On 19 February, I flew east to attend a family wedding in Richmond and then briefly visit Charlottesville, where I toured Monticello and then stopped to see Jefferson's remarkable "opening move" at the University of Virginia. I realize it's heretical to say so, but the interior of Monticello is better than the house itself. From outside, it feels like two different buildings joined together. The thrust-out octagon and porch have a sort of dog's-head quality from the lawn. Although it looks large in the photo, it's small in relation to the lawn, lacking the grandeur of the Virginia mansions built by his contemporaries. Inside, however, its virtues are manifest, especially in Jefferson's own quarters, essentially an apartment within the house. (Unfortunately, I couldn't photograph the interior.) 

Monticello. Jefferson's apartment occupies this part of the house. The extensive basement level is visible under the terrace. The conservatory also opens onto it. The house is most impressive, to me, viewed from this direction.
I had seen Monticello as an undergraduate, but had little memory of it. The front hall is a wunderkammer of mostly American artifacts, many of them given to Jefferson by Lewis and Clark, whose expedition Jefferson (as US President) underwrote. The scale of the place is brought home by the absence of a grand staircase. Concerned about heating it, Jefferson opted for a compact plan with two small, enclosed stairwells that run from the basement to the third floor. There are also dumbwaiters, as the kitchen is below the house. (That level services the house unobtrusively, an idea that repeats itself at the University of Virginia, along with other motifs.)

View from the Rotunda of the colonnades bordering the lawn at the University of Virginia.
The Jefferson-designed centerpiece of the University of Virginia campus consists of a rectangular two-level lawn anchored by the Pantheon-like Rotunda and fronted by one-story colonnades interrupted by two-story commons buildings. Behind the colonnades are small student rooms. Paths extend away from this central assemblage, each defined by serpentine walls that enclose the gardens of the two-story residences that parallel it as a series. (I'm making guesses here about the use, except the student rooms behind the collonade, of which I looked into two.) Everything is still in use. It feels like a piece of pre-Haussmann Paris ended up as the heart of an English residential college. Jefferson had the foresight to locate it at the highest point of the campus, removed from the sprawl that surrounds it now at a respectful distance.

A milk company's building off Broad Street in downtown Richmond, VA.
We spent two days in Richmond, but sightseeing was limited. We stayed at The Jefferson, a truly grand hotel. The wedding ceremony took place at the Catholic cathedral, a short walk across nearby Monroe Park. A colleague who lives there offered a tour, which I hope to take up on another visit. He told me over drinks that Patrick Henry made his "Give me liberty or give me death" speech at a local church, and that many of the more obvious signs of its days as the Confederate capital, like the equestrian statues of Confederate generals, reflect late 19th-century nostalgia.
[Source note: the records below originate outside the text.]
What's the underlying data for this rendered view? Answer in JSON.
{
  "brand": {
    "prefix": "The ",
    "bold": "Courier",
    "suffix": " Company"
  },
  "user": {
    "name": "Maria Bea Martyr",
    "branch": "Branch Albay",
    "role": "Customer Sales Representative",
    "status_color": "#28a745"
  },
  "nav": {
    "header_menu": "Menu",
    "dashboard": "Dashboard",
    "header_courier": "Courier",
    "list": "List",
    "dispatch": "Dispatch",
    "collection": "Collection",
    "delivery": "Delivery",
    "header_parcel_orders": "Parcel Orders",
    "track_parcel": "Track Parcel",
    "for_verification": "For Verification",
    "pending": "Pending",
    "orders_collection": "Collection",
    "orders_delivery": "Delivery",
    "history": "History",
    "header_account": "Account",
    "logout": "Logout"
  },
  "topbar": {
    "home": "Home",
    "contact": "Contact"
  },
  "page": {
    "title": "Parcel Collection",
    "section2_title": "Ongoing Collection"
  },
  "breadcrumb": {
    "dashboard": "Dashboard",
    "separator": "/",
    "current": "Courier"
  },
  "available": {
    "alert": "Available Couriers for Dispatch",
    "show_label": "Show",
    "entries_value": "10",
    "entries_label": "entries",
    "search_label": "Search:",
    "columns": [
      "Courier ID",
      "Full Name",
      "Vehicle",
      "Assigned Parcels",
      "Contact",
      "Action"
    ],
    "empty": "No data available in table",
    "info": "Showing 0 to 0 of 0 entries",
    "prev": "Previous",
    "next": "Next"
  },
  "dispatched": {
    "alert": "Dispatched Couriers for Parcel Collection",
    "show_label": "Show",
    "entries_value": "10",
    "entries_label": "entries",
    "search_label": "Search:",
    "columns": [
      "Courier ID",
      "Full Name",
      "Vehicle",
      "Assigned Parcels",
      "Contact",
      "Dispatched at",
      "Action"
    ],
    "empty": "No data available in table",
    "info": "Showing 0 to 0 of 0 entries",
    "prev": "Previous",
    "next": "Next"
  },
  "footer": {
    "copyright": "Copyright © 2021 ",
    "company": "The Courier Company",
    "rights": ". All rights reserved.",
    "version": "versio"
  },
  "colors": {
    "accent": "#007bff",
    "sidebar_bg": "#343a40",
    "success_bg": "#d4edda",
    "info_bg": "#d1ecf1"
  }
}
My nephew and his bride's first dance as a married couple.
Weddings remind me of the powerful grip that families have. They also have an oracular quality: one looks for auspicious signs, like a break in the weather, and evidence of enthusiasm among the different parties. In this case, the weather turned summery, though bracketed by winter. And when the Monsignor made his man-and-wife pronouncement, the bride expressed her happiness. That warm affection carried through the evening, as knots of old friends gathered to talk and reminisce, and the newly married couple's cohort partied on.